Thinking Before Retrieving: Robust Zero-Shot Composed Image Retrieval via Strategic Planning and Self-Criticism

Originally published byArxiv CS.AI

arXiv:2606.31222v1 Announce Type: new Abstract: Composed image retrieval requires identifying a target image from a gallery by integrating a reference image with a textual modification instruction. In a training-free zero-shot setting, this task relies on constructing a retrieval-oriented textual...

What Happened

Researchers have introduced a novel zero-shot approach to composed image retrieval (CIR) that incorporates structured planning and self-criticism before executing the retrieval step. The method, described in the arXiv paper "Thinking Before Retrieving," addresses a fundamental challenge in CIR: how to combine a reference image with a textual modification instruction to find a target image, without requiring any training data for the specific task.

The key innovation is a two-stage reasoning process. First, the system generates a retrieval plan that explicitly outlines what visual features to preserve from the reference image and what changes to apply based on the text instruction. Second, it employs a self-criticism mechanism that evaluates the plan's coherence and completeness before executing the actual retrieval. This contrasts with existing zero-shot approaches that directly convert the composed query into a single text or embedding vector, often losing critical multimodal dependencies.

Why It Matters

This work is significant for several reasons. First, it tackles the practical reality that most real-world CIR applications cannot afford task-specific training data. Users want to search image galleries with queries like "find this chair but in red leather" without requiring a system pre-trained on thousands of chair-modification examples.

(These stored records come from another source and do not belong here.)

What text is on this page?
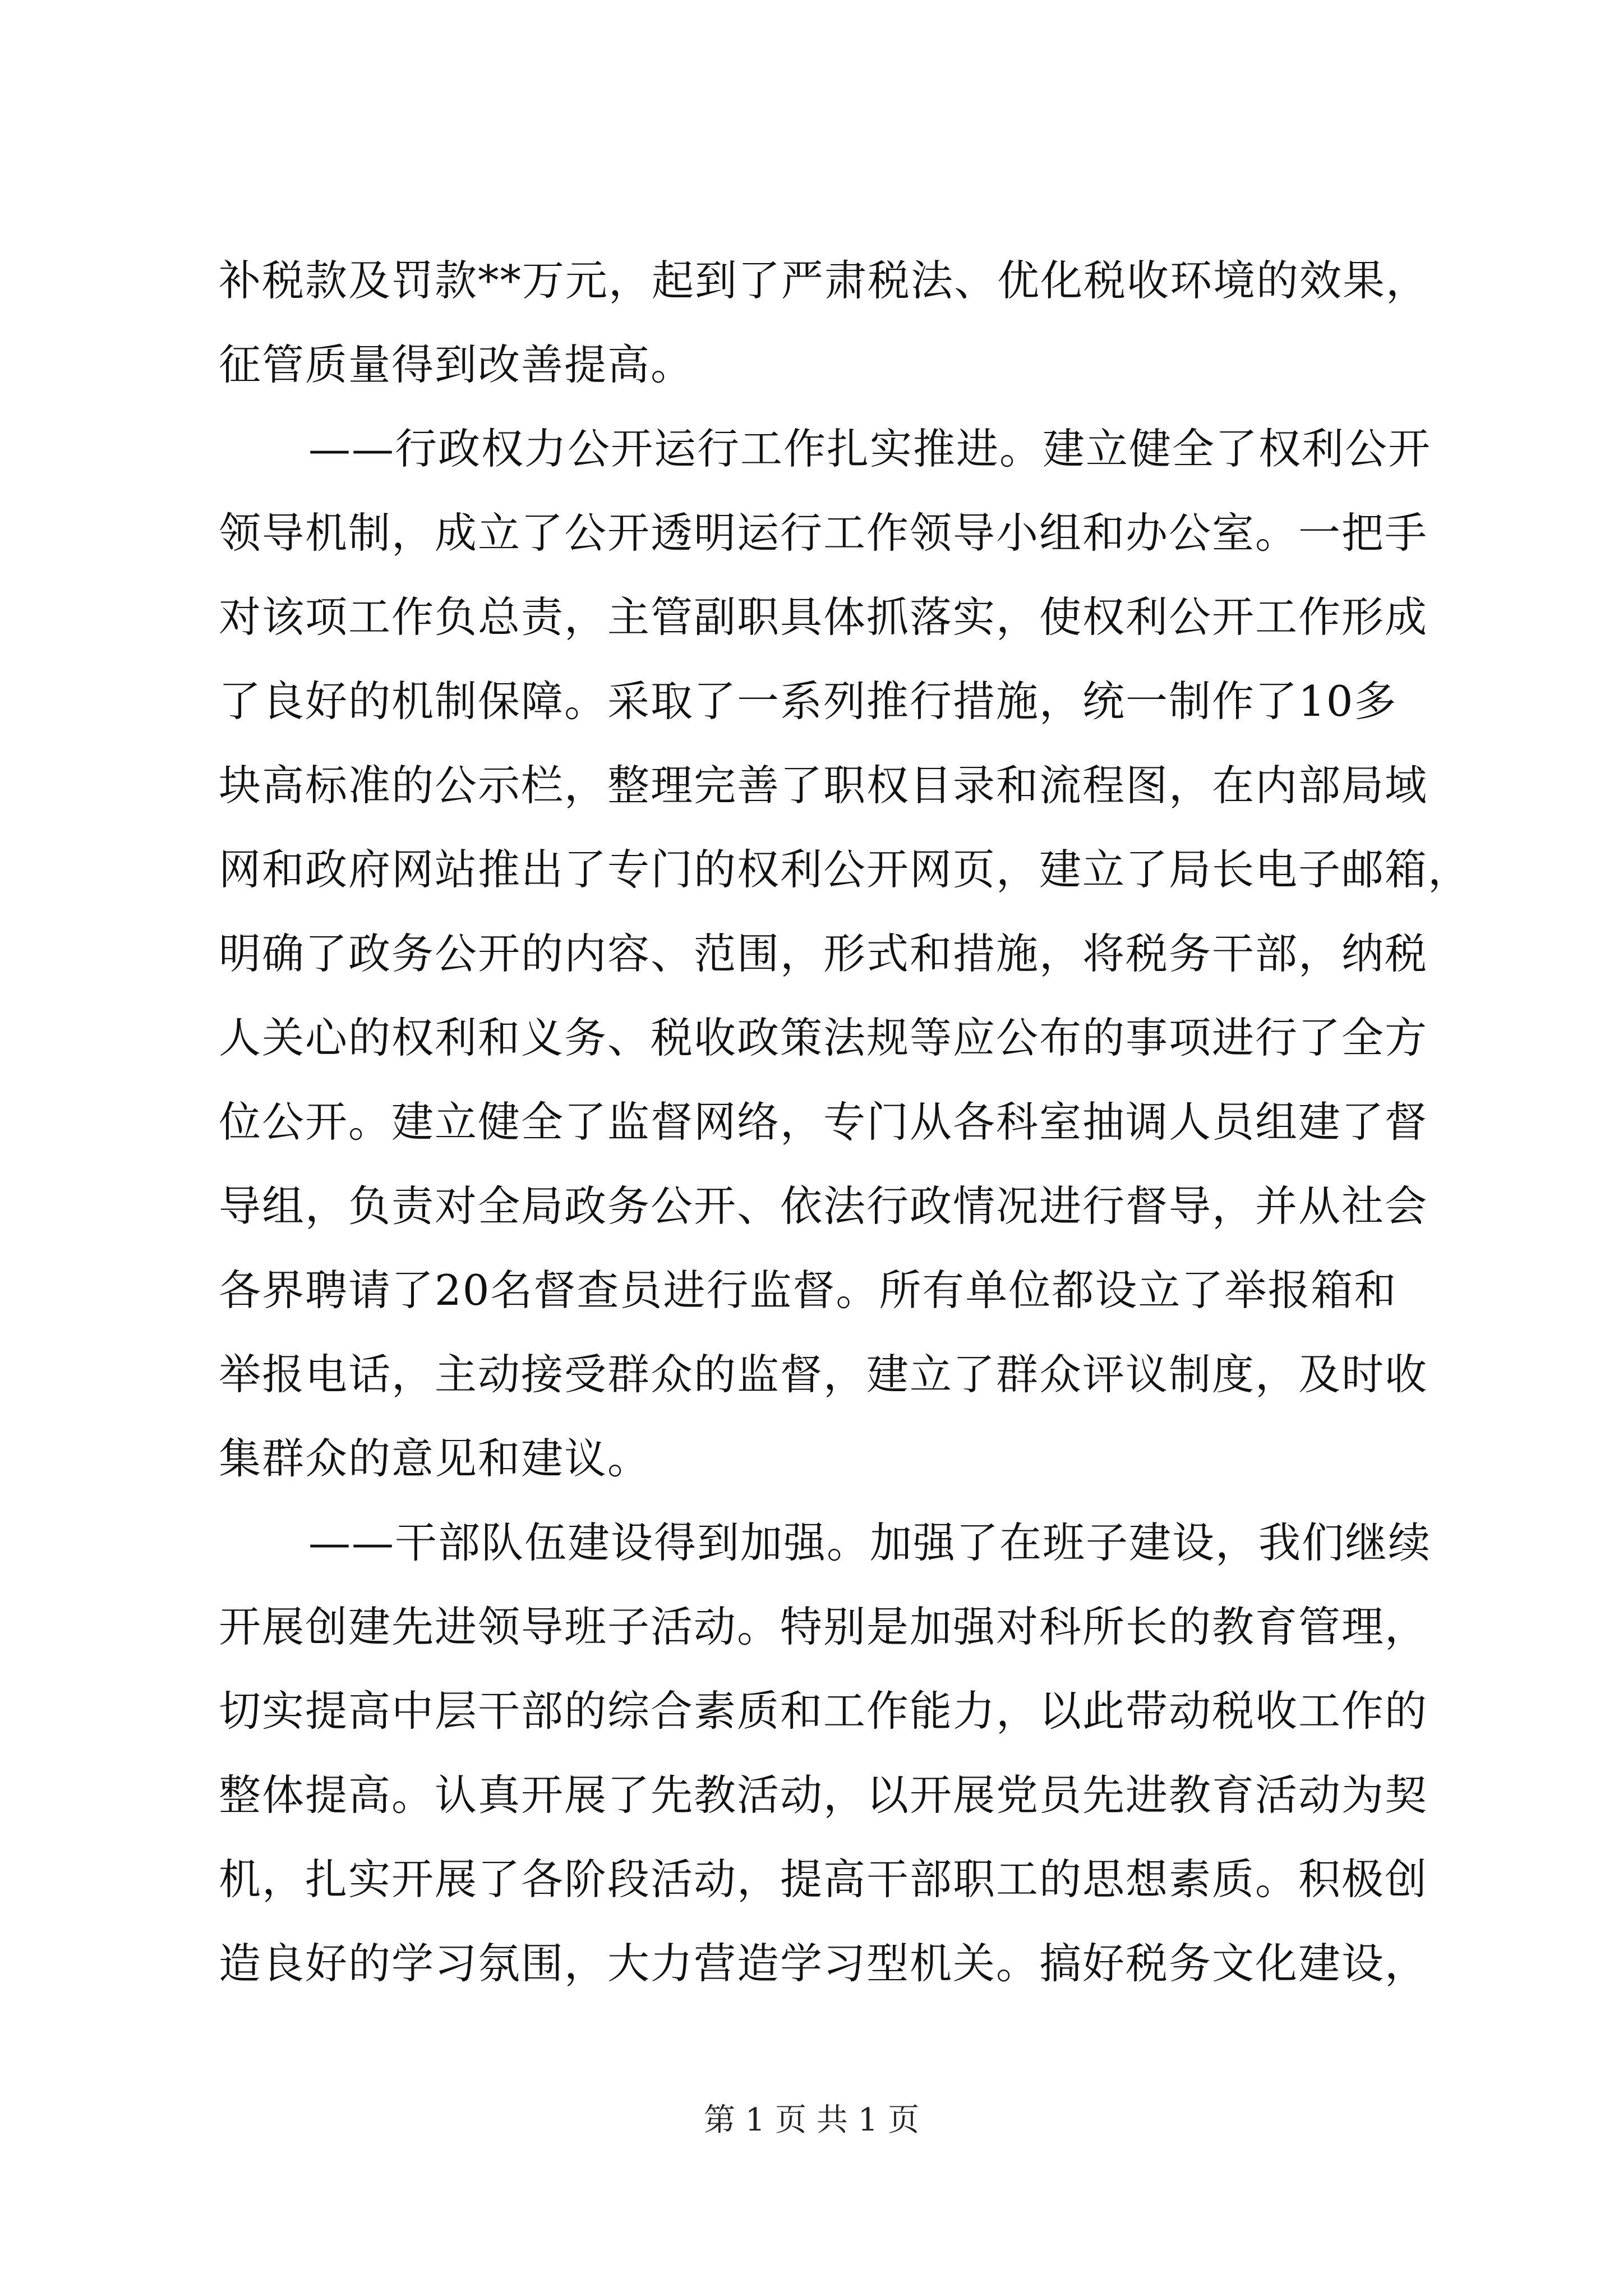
补税款及罚款**万元，起到了严肃税法、优化税收环境的效果，
征管质量得到改善提高。
——行政权力公开运行工作扎实推进。建立健全了权利公开
领导机制，成立了公开透明运行工作领导小组和办公室。一把手
对该项工作负总责，主管副职具体抓落实，使权利公开工作形成
了良好的机制保障。采取了一系列推行措施，统一制作了10多
块高标准的公示栏，整理完善了职权目录和流程图，在内部局域
网和政府网站推出了专门的权利公开网页，建立了局长电子邮箱，
明确了政务公开的内容、范围，形式和措施，将税务干部，纳税
人关心的权利和义务、税收政策法规等应公布的事项进行了全方
位公开。建立健全了监督网络，专门从各科室抽调人员组建了督
导组，负责对全局政务公开、依法行政情况进行督导，并从社会
各界聘请了20名督查员进行监督。所有单位都设立了举报箱和
举报电话，主动接受群众的监督，建立了群众评议制度，及时收
集群众的意见和建议。
——干部队伍建设得到加强。加强了在班子建设，我们继续
开展创建先进领导班子活动。特别是加强对科所长的教育管理，
切实提高中层干部的综合素质和工作能力，以此带动税收工作的
整体提高。认真开展了先教活动，以开展党员先进教育活动为契
机，扎实开展了各阶段活动，提高干部职工的思想素质。积极创
造良好的学习氛围，大力营造学习型机关。搞好税务文化建设，
第 1 页 共 1 页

Second, the planning-plus-criticism architecture mirrors how humans approach visual search tasks—we don't blindly combine image and text; we reason about what to keep and what to change. By making this reasoning explicit, the method improves retrieval accuracy while also providing interpretability. A user can see why the system chose certain images based on the plan it generated.

Third, the approach demonstrates that large language models can serve as effective reasoning engines for multimodal tasks even when they lack direct training on the target domain. This suggests that strategic prompting and self-verification can partially compensate for the absence of task-specific fine-tuning.

Implications for AI Practitioners

For engineers building retrieval systems, this work offers a template for integrating LLMs into existing image search pipelines without retraining. The planning step can be implemented as a structured prompt to an LLM, and the self-criticism step as a separate verification call. This modularity means practitioners can swap in different LLMs or image encoders as they evolve.

However, the approach has clear trade-offs. The two-stage reasoning introduces latency—each query requires multiple LLM calls before retrieval begins. For real-time applications, this may be prohibitive. Additionally, the method's reliance on an LLM's reasoning capabilities means performance will vary with model quality; smaller or less capable models may produce flawed plans that degrade retrieval.

Practitioners should also consider the computational cost. While training-free, the inference cost is higher than direct embedding approaches. For high-throughput systems, a hybrid strategy might be optimal: use the planning approach for complex queries and a faster baseline for simple modifications.

Key Takeaways

  • The "thinking before retrieving" paradigm improves zero-shot composed image retrieval by explicitly planning the modification and self-criticizing the plan before executing the search.
  • This approach enables training-free deployment, making it practical for applications where task-specific data is unavailable or expensive to collect.
  • The method trades inference speed for accuracy and interpretability, requiring multiple LLM calls per query, which may limit real-time use cases.
  • Practitioners can adopt this as a modular component in existing retrieval pipelines, but should benchmark against simpler baselines to determine if the accuracy gains justify the added latency and cost.